According to many expert mechanics you’ll come across, a standard oil change should be performed after every 3,000 miles. However, this may just be a ploy to exploit your naivety (as explained earlier)! With modern vehicles, you should be able to go 5000-7500 miles before requiring an oil change.
Otherwise, if your car engine is running on full-synthetic oil, it may go as far as 15,000 miles before you change the oil. In most cases, it will boil down to the manner in which you drive your car and in what conditions.
When to get an oil change with synthetic oil?
The best way to go about this is to check your car owner’s manual. This should be your first point of reference whenever you’re contemplating an oil change. Don’t make assumptions based on experiences you had in the past or blindly follow recommendations from your local mechanic.
You should know that the interval has “evolved” over the years, thanks to advancements in technology! The latest models of pickups and SUVs come service reminder monitors that keep track of the distance the car has covered and alerts drivers to make an oil change once the threshold has been reached.
Changing the oil will be easier if your vehicle falls into this category. Otherwise, most people swear by the 3000-mile rule, although development in engine oils have rendered this guidance obsolete. You’ll find many cars today that will give you oil change intervals of 7,500- to 10,000 miles.
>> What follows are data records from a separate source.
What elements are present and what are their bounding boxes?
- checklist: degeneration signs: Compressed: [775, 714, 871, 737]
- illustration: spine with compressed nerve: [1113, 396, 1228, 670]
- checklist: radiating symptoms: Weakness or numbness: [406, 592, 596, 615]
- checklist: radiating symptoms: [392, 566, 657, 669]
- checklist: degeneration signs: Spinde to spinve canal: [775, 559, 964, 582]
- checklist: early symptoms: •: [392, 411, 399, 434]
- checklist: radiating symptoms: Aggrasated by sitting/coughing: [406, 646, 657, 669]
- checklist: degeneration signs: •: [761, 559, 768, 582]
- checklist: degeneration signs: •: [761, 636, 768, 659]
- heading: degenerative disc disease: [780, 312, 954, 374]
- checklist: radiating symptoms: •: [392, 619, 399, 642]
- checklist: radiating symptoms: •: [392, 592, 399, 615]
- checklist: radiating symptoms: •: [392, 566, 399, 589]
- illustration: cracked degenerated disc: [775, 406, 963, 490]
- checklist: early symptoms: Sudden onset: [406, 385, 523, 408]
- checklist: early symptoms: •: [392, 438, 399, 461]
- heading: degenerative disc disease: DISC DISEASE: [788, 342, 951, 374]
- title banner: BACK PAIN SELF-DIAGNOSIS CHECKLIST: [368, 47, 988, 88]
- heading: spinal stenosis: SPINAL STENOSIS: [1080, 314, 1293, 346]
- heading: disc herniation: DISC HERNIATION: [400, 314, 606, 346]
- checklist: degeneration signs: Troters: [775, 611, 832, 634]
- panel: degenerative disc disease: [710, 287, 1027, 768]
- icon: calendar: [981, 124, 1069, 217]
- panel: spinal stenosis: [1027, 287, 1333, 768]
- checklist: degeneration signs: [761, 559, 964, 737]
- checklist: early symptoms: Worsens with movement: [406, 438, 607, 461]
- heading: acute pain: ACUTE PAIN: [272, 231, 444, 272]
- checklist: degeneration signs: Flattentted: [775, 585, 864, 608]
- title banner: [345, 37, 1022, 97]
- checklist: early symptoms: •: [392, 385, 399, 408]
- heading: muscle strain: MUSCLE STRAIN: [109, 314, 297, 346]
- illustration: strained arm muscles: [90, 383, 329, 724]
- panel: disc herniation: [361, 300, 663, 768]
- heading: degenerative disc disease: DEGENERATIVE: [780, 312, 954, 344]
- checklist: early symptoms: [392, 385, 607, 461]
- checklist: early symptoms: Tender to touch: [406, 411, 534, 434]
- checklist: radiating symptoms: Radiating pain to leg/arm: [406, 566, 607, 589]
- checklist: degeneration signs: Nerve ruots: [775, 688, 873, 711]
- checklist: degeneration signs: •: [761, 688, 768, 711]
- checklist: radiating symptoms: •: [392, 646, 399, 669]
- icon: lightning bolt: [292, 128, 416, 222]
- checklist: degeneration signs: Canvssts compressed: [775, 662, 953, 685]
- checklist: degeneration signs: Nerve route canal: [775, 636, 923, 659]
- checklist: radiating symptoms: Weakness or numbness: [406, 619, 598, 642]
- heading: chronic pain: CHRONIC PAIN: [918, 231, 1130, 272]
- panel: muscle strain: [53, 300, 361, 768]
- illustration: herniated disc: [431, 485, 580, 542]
Ultimately, your owner’s manual will provide more detailed and more accurate information on how often to change the oil than any mechanic you can find. Don’t get talked into agreeing to "too-often" oil changes!
Does synthetic oil degrade over time?
Just like mineral oil, synthetic oil degrades over time. The only difference is that the degradation happens at a totally different rate. Oil degeneration happens when it's used to run the car (over hours or mileage); the motor puts carbon, tiny amounts of water, as well as hydrocarbons (unspent gas) into the oil.
These particles contaminate the oil, which an oil filter can do a very nice job of getting rid of the carbon. The water gets into the oil as a result of blow-by, even though it evaporates as the car engine gets fully heated. Meanwhile, hydrocarbons stay in the oil and help to break down the oil additives.
The thing with synthetic oil is that the actual oil molecules never wear out; rather, it is the other additives that get used up.
How long does synthetic oil last in months?
If we are to go by the 3000-mile rule that most service stations recommend, this will translate to a period of about 3 months. But considering the advances in engine fuel technology and production, many automakers suggest that the oil is changed every 7,500 or 10,000 miles, which is an equivalent of 6 or 12 months.
Nevertheless, this may also be influenced by how frequently you drive the vehicle and in what conditions, e.g desert heat, Alaska cold, dusty environments, etc.
Several factors will determine how often you change the synthetic oil in your car engine. Generally, the older car models might require you to change the lubricant more frequently compared to the new ones. And you may also want to look at the conditions in which you drive your car, as well as your driving habits.
If you’re not sure about when to change the oil, it's always good to refer to the car manual or the oil indicators. You can also consult a reliable technician for help.
Remember that when buying synthetic car oil to use, look for a company with a good reputation that offers high-quality duration, function, and lubrication!